Step 3: Use What You Know
I will never be a culinary genius. I once watched my sister make an apple pie with cheese baked into the crust and realized that not only would I never even think of that, but the closest I could ever get to that masterpiece was some CheezWhiz on a McDonald's apple pie.
When I make crockpot chicken, I don't try and act like I'm a French chef cooking for the ambassador, I use what I know and do what I can to make it taste (and look) good. I'm convinced writing is the same way. I've never experienced being a professional athlete; I've never even experienced running a mile without having an asthma attack. It is not in the cards for me to write a novel about sports. However, I do work in an office.

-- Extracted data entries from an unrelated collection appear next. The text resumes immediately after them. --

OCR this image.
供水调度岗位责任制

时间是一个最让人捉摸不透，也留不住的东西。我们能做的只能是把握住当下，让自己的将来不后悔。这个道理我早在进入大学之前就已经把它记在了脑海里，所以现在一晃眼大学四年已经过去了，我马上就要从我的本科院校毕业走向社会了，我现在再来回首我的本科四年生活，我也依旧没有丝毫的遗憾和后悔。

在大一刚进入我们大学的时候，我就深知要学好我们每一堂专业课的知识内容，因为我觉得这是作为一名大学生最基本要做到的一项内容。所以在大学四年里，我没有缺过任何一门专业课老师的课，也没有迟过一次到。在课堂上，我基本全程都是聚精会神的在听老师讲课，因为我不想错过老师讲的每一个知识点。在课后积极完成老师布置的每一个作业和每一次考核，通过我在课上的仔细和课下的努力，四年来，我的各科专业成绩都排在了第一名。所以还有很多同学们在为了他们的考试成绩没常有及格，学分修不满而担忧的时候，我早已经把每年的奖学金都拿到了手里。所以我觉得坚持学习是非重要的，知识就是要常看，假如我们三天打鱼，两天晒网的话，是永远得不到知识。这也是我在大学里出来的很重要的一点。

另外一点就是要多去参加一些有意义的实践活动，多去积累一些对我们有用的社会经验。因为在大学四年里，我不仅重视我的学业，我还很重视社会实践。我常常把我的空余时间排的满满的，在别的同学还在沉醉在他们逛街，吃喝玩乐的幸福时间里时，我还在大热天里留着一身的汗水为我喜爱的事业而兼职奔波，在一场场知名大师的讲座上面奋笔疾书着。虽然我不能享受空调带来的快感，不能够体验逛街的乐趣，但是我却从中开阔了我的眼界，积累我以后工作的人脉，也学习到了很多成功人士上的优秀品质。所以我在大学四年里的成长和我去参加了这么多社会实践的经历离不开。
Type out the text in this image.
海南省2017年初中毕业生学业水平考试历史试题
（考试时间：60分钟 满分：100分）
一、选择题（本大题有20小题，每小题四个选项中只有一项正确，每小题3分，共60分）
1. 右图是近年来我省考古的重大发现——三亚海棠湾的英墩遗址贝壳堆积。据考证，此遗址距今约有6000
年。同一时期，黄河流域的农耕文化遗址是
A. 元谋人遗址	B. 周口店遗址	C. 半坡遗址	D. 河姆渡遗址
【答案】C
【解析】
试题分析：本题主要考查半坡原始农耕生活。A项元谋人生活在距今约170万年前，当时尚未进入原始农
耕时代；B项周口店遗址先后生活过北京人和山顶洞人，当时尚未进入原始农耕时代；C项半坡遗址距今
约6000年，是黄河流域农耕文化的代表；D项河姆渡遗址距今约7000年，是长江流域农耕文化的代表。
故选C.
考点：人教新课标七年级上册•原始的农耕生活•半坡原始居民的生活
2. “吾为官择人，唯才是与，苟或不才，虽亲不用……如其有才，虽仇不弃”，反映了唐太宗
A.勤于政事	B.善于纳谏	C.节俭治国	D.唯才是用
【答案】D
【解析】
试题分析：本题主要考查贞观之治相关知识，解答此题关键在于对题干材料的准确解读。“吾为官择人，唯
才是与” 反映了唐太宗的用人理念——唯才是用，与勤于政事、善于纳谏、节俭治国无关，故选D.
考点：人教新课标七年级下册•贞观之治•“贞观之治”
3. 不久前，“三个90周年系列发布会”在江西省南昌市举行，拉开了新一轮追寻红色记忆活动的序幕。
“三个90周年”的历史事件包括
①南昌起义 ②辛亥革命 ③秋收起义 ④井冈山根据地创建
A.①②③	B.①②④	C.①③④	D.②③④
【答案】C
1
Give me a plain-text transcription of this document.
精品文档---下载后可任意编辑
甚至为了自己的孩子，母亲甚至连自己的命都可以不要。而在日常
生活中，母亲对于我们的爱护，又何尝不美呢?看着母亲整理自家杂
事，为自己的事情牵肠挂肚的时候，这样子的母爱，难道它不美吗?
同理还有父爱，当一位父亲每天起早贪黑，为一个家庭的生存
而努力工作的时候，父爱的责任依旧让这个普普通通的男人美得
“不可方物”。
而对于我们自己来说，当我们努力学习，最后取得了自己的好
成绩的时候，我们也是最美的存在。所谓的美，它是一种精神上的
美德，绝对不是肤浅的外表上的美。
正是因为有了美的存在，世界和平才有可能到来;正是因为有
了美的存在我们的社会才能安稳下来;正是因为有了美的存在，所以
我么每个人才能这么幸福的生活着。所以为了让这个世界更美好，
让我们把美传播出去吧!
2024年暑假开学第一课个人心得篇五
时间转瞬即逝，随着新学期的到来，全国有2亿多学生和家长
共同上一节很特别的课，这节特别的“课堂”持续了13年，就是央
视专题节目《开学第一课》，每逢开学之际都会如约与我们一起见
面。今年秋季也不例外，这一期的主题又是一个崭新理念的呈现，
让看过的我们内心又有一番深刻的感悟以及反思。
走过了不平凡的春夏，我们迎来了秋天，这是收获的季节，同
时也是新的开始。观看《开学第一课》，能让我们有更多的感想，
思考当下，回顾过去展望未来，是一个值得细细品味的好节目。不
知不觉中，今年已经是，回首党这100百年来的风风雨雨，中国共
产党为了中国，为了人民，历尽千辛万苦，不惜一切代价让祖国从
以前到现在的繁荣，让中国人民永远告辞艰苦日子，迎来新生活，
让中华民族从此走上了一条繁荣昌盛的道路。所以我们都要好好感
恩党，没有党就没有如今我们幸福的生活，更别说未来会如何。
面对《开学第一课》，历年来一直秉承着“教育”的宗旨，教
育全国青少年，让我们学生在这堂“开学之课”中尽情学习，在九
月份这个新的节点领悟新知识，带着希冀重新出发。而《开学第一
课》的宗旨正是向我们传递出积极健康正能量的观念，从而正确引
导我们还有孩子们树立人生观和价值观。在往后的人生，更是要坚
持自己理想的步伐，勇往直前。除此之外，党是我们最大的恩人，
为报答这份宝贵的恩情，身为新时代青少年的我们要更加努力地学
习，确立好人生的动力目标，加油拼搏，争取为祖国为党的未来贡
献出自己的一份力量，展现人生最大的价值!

I watch Peggy in accounting talking numbers, I hear Carl get in a fight with a customer over the phone and I make heartfelt (and awkward) small talk with my boss every time we happen to be walking down the hall together. This is the life I experience, and this is what I can write about. How do you think shows like "The Office" or "Cheers" came to be? People use what they know, and write about it. If there's no paprika in the fridge, it can't be added to the chicken. If you've never gone on a road trip, stop trying to write about it (or go on a road trip!).
Trying to balance everything is never going to be easy. If you are lucky enough to be someone who gets to do exactly what you want to do every day and get paid a livable quantity to do so, count your blessings. If you're like me, that's not always the case. Don't under estimate the power of simplicity and don't beat yourself up over not being an overnight success story.
Make time for what matters, and let that be enough.
So for now go write something, the chicken will cook itself.